The recommended pattern when you already run LiteLLM. Register brain-classify and brain-brief as model aliases in LiteLLM, mint a virtual key with access to those models, and point the brain at the LiteLLM endpoint.

models/brain-classify.json (litellm-state-style):

{
  "model_name": "brain-classify",
  "litellm_params": {
    "api_base": "http://your-haiku-provider/v1",
    "model": "openai/your-haiku-model"
  },
  "model_info": {"mode": "chat", "supports_response_schema": true}
}

models/brain-brief.json similar, pointing at a Sonnet-class model.

Brain env: set INFERENCE_URL at the LiteLLM endpoint and INFERENCE_API_KEY to your virtual key. Defaults brain-classify and brain-brief work without renaming.

B. OpenAI direct

Set INFERENCE_URL at https://api.openai.com/v1, set INFERENCE_API_KEY to your OpenAI key, override BRAIN_CLASSIFY_MODEL to gpt-4o-mini and BRAIN_BRIEF_MODEL to gpt-4o.

OpenAI accepts the auth header just fine — the brain is a plain OpenAI SDK consumer at the wire level.

C. Ollama (laptop / air-gapped)

Set INFERENCE_URL at http://ollama:11434/v1, leave INFERENCE_API_KEY empty, override BRAIN_CLASSIFY_MODEL and BRAIN_BRIEF_MODEL to whatever models you have ollama pull‘d (typical: qwen2.5:1.5b and qwen2.5:7b).

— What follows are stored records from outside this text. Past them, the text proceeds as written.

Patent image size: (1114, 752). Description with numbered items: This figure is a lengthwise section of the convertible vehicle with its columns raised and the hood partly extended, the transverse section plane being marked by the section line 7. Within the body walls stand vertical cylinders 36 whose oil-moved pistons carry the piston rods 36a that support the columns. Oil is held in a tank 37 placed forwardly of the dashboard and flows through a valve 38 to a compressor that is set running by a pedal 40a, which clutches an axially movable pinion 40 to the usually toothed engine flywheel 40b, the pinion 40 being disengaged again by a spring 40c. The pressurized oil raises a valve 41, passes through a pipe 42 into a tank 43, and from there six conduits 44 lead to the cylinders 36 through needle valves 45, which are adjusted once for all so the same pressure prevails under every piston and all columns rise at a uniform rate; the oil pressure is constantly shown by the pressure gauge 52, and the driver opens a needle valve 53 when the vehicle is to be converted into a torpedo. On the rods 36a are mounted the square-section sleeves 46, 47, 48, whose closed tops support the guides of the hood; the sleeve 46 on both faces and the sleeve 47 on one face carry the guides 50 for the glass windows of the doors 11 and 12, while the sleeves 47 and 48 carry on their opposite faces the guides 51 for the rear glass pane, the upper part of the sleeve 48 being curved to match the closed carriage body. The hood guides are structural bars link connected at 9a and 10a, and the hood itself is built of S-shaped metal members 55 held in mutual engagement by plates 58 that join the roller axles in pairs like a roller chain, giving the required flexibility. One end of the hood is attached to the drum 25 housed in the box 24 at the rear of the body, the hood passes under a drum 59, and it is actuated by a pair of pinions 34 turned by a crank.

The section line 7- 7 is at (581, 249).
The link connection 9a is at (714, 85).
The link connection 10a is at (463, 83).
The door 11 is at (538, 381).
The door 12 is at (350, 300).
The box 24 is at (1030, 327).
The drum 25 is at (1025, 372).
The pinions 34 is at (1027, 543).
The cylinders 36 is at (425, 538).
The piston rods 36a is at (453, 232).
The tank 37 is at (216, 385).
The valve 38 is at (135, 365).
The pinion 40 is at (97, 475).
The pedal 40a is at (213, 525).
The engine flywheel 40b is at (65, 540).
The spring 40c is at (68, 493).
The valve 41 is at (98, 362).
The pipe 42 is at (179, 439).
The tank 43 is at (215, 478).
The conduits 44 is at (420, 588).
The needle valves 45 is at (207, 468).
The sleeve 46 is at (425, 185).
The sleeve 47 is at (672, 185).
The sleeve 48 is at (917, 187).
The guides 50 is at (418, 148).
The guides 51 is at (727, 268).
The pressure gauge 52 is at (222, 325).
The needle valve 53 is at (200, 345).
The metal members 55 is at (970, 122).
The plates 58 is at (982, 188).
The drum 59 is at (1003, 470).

JSON-mode support varies by Ollama version and model — brain-api falls back to regex on malformed JSON, so degradation is graceful.

Adding a new brain route

  1. Pick a model name (e.g. brain-extract).
  2. Add an env var in the call site (e.g. BRAIN_EXTRACT_MODEL).
  3. Use the existing _inference_chat or _call_router_llm helper — each already handles the URL, body, auth header, and error fallback.
  4. Document it here under “What the brain calls”.
  5. Add the alias on your gateway side (LiteLLM model JSON, OpenAI/Ollama mapping, etc.) so the canonical name resolves to a real upstream model.

Wire-level reference (what the brain actually sends)

POST to ${INFERENCE_URL}/v1/chat/completions with the auth header when the token env var is set. Body is standard chat-completions: model set to the configured BRAIN_*_MODEL, messages array, max_tokens, temperature, and (classifier only) response_format: {"type": "json_object"}.

Response is parsed as standard OpenAI shape (choices[0].message.content). Anything that returns that shape works.

What the brain does NOT use

  • provider body field (LiteLLM-only).
  • Streaming / SSE — synchronous calls only.
  • Tool calling / function calling — the classifier uses response_format: json_object instead.
  • Embedding endpoints — embeddings are a separate service (agentibrain-embeddings), not part of this contract.

Failure modes

Condition Brain behavior
INFERENCE_URL empty brain-api uses regex classifier; kb_brief / tick return error string
Network error / timeout same as empty (fail-closed graceful)
401 / 403 logged warning, regex fallback for classify; error string for brief
4xx other error string returned to caller
5xx logged warning, regex fallback for classify; error string for brief
Malformed JSON in classify response regex fallback

The brain never blocks on the gateway. If the gateway is down, ingest still creates artifacts (just without semantic enrichment), and the tick still does deterministic phases.